Vint ensuite ensuite le moment des dépôts de gerbes. Dans l’ordre pro­to­co­laire, c’est Ghislaine Ruvira, repré­sen­tant le maire Hubert Falco, qui dépo­sa la pre­mière au nom de la « Ville de Toulon ». Lui suc­cé­dèrent l’UAVFROM, le Cercle algé­ria­niste de Toulon, « les dis­pa­rus d’Algérie » et l’UNC. Pour clore la céré­mo­nie, tra­di­tion­nel­le­ment on entonne le Chant des Africains.
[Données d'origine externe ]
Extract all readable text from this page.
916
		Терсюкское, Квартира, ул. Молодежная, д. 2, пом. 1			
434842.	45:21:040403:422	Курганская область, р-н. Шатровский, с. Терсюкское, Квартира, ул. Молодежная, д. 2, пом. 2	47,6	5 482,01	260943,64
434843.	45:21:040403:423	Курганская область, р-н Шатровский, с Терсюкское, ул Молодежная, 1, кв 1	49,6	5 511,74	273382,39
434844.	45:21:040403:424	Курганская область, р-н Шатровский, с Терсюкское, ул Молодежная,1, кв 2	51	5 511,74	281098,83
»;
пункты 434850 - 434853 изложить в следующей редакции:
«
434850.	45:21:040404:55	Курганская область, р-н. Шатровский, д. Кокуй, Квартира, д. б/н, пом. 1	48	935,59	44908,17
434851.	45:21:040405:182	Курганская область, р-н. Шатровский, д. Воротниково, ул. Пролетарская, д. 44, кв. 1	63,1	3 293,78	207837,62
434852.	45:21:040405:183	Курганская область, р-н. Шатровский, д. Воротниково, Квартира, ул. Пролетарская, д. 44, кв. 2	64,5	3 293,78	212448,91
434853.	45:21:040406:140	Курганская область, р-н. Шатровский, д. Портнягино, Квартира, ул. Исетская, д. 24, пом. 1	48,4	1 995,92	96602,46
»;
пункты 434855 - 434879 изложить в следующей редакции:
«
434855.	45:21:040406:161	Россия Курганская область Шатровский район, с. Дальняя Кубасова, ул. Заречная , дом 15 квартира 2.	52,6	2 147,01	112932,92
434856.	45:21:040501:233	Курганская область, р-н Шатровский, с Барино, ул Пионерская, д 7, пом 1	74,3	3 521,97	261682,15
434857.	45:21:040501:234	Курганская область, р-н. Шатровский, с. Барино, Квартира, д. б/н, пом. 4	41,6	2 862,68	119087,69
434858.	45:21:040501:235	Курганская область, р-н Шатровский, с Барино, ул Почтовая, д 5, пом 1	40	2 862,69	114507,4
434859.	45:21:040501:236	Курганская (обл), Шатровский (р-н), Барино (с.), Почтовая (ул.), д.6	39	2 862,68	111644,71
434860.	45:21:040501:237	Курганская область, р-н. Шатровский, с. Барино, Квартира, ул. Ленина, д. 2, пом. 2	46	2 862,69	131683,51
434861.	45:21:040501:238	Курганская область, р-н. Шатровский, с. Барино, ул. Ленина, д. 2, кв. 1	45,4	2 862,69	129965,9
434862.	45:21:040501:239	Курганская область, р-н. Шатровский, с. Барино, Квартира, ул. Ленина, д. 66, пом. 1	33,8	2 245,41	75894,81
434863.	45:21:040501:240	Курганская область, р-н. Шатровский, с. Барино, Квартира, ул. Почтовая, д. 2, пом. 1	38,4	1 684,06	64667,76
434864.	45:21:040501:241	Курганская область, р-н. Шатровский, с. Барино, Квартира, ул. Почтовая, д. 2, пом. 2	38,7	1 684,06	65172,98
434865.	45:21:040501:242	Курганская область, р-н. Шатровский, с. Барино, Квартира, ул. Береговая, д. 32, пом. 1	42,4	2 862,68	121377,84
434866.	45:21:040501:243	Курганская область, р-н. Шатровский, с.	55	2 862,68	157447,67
Ce qui fut fait, après un faux-départ don­né par Philippe Vitel, qui a confon­du « notre hymne natio­nal » évo­qué par Ghislaine Ruvira avec la Marseillaise. Tout est ren­tré dans l’ordre avec un Chant des Africains repris en coeur, sui­vi de la Marseillaise éga­le­ment à l’u­nis­son ou presque. Tant que sera entre­te­nu le sou­ve­nir du mas­sacre de la rue d’Isly, la mémoire des mar­tyrs d’Alger sera trans­mise et demeu­re­ra, mal­gré le men­songe autour de la date pré­ten­due de fin des com­bats le 19 mars. Rendez-vous a d’ailleurs été don­né le 5 juillet, afin que le sou­ve­nir des mar­tyrs d’Oran soit éga­le­ment per­pé­tué et non dilué par le temps, le déni ou les men­songes. Le devoir de mémoire est exi­geant. Tous les morts pour la France de 1962 le méritent, ceux d’Alger qui ont été appe­lés nomi­na­ti­ve­ment par Albert Fernandez ce 28 mars 2017 à Toulon, comme ceux d’Oran mas­sa­crés hon­teu­se­ment trois mois plus tard.